At a glycoluril concentration of less than 5 wt.%, composite materials have low biodegradability (Example 5). At a glycoluril concentration of more than 20 wt.%, composite materials exhibit a decrease in physical and mechanical properties (Example 8).

Thus, based on the examples, it follows that the technical result of this invention - an increase in thermal stability and the rate of biodegradation - is achieved by adding glycoluril in an amount of 5-20 wt.% to PCL, PBAT and a mixture of PLA/PCL, PLA/PBAT (examples 2, 3, 4, 6, 7, 9, 10, 11).

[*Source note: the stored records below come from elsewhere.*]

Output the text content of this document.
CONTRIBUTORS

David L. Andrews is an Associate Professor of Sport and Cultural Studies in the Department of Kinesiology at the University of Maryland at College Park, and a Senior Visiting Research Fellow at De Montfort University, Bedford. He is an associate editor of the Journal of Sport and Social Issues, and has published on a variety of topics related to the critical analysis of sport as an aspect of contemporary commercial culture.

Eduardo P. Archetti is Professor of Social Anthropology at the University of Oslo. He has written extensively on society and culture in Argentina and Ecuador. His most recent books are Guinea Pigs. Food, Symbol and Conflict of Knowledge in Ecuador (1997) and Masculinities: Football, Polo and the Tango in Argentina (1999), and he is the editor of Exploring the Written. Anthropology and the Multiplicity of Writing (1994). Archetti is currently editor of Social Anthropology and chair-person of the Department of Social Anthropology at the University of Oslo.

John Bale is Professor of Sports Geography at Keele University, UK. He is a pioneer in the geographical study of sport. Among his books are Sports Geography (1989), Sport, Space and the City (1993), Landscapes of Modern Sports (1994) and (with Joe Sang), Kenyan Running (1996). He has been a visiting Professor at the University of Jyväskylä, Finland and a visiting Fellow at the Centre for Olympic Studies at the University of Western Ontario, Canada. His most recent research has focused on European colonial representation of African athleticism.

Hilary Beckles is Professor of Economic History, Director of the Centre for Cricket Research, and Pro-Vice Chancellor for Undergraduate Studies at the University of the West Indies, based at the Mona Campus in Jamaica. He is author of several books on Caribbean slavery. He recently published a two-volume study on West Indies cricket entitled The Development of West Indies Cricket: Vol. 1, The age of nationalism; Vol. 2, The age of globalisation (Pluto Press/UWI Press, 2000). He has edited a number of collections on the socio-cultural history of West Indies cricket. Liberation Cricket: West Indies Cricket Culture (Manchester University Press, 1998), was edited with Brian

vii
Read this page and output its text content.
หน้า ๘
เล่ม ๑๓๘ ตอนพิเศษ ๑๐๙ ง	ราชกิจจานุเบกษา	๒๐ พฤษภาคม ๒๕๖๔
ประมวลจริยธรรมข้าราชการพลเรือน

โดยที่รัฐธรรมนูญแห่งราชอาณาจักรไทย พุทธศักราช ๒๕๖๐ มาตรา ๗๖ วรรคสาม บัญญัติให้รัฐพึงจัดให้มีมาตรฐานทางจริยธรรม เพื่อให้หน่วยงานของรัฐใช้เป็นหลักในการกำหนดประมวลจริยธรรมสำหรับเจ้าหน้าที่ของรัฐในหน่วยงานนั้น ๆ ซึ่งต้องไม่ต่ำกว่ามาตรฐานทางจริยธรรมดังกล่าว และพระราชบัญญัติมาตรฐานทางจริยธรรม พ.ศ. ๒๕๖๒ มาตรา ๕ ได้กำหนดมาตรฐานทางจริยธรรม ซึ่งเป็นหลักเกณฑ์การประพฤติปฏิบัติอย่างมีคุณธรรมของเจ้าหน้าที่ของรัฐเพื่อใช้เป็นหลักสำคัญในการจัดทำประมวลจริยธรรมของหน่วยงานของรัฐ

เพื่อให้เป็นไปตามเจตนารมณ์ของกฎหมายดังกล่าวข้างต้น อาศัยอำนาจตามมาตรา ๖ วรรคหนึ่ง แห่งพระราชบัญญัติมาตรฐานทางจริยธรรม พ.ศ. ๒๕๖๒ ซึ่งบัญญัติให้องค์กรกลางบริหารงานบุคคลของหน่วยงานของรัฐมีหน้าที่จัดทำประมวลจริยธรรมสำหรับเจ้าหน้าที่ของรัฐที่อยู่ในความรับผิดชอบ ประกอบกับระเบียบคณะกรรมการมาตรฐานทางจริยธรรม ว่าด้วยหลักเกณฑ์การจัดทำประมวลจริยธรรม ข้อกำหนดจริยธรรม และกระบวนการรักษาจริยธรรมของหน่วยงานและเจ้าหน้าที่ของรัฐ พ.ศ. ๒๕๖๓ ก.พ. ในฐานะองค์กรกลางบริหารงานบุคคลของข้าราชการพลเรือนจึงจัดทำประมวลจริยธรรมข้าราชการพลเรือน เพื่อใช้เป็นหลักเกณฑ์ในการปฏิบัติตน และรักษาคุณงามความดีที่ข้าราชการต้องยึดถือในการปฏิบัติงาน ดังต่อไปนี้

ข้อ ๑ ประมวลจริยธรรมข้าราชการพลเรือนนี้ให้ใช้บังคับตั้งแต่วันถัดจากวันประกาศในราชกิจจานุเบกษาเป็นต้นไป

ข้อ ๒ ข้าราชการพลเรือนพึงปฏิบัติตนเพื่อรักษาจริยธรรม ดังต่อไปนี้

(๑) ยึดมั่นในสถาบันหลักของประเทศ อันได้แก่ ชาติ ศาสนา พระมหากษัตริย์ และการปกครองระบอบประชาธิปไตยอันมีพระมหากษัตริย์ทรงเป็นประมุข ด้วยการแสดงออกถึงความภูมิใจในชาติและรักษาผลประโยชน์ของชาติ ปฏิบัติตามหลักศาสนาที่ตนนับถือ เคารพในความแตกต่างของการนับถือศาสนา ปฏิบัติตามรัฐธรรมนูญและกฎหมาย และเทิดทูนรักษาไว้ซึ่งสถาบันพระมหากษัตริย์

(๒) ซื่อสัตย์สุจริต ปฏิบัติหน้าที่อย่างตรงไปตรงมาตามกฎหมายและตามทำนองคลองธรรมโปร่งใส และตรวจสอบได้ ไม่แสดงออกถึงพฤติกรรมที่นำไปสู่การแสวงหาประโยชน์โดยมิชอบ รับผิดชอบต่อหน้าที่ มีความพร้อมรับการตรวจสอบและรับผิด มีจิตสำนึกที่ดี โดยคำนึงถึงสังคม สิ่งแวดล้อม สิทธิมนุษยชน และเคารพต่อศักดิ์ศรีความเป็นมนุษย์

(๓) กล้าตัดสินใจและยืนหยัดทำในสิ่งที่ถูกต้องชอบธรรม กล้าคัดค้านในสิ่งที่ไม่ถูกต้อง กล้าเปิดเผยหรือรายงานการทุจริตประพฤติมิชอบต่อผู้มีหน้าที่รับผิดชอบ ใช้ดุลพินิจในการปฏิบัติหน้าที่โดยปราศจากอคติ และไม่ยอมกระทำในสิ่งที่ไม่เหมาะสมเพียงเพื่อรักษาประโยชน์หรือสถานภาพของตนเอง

Table 1. Calculation of biomass growth of mold culture Trichoderma viride No. Sample name m ₁ (filter), g m ₂ (filter with mycelium), g Δm (m ₂ -m ₁ ), g Δm _cp /m _sub , % Variance (SD) 1 Glycoluril 0.654 0.6764 0.0224 0.433 0.000181 2 Glycoluril 0.6668 0.6877 0,0209 3 Glycoluril/Amylodextrin = 50/50 0.5696 0.5859 0,0163 0.267 0.001741 4 Glycoluril/Amylodextrin = 50/50 0.4502 0.4606 0,0104 5 Amylodextrin 0.3999 0.4128 0,0129 0.239 0,000113 6 Amylodextrin 0.524 0.535 0,011

Table 2. Characteristics of the samples described in the examples of the implementation of the technical result of the invention Sample Yield strength, MPa Tensile strength, MPa Relative elongation at break, % Modulus of elasticity, MPa Temperature of the onset of destruction, °C Degree of biodegradability (% in 30 days) Pressed samples, GOST R 56785-2015, TGA, atmosphere air Modified Sturm method (GOST 32427, GOST 32433), soil inoculum PLA (4043D, Nature Works)
(comparison sample) 42.2±5.6 39.6±5.9 9.0±2.4 2105±227 343 0.5 PCL (comparison sample) 12±2.0 27±2.0 1100±100 320±10 230 1.0 PBAT (comparison sample) 7±1 16±2 1000±200 60±2 300 1,2 PLA/Glycoluril 80/20 (Example 1) 37.4±5.1 36.6±5.8 23.0±3.0 2229±472 375 12.0 PCL/Glycoluril 80/20 (Example 2) 10±2.0 24±2.0 950±20 480±20 352 18.8 PCL/Glycoluril 95/5 (Example 3) 11±2.0 25±2.0 1150±20 490±20 300 12.0 PLA/PBAT/Glycoluril 72/8/20 (Example 4) 25.6±1.3 24.2±1.5 44.0±6 1635±239 357 16.0 PLA/PCL/Glycoluril 88/8/4 (Example 5) 34.0±1.2 35.2±1.0 25.0±5 1677±177 338 0.9 PLA/PCL/Glycoluril 87/8/5 (Example 6) 28.2±1.2 36.8±1.0 27.0±8 1700±200 340 1.3 PLA/PCL/Glycoluril 72/8/20 (Example 7) 26.2±1.2 25.2±1.0 27.0±8 992±189 334 17.0 PLA/PCL/Glycoluril 67/8/25 (Example 8) 14.5±1.2 15.4±1.0 12.0±2 2080±100 355 20.0 PBAT/Glycoluril 80/20
(Example 9) 5±1 10±2 800±100 105±2 390 17.0 PBAT/Glycoluril 95/5
(Example 10) 7±1 15±2 950±100 68±2 320 9.5 PLA/PBAT/Glycoluril 87/8/5
(Example 11) 32.6±1.3 30.2±1.5 56.0±6 1422±239 318 10.0 PLA/Glycoluril 95/5
(Example 12) 38.2±5.6 35.6±5.9 8.0±2.4 2150±227 343 1.5 (Analog)* PLA(40%)CR(50%)PEG4000(5%)glycerol monostearate(5%) 20.0±1.3 17.1±1.5 18±3 964±54 298 1.0

* - Samples and characteristics of the analog material were obtained using the methods described in this application.

Claims (1)

A biodegradable composite material for the production of disposable products, containing a biodegradable polymer, characterized in that polylactide, polycaprolactone, polybutylene adipate terephthalate or a mixture of polylactide/polycaprolactone, polylactide/polybutylene adipate terephthalate is used as the biodegradable polymer, and also additionally contains glycoluril in an amount of 5-20 wt.%.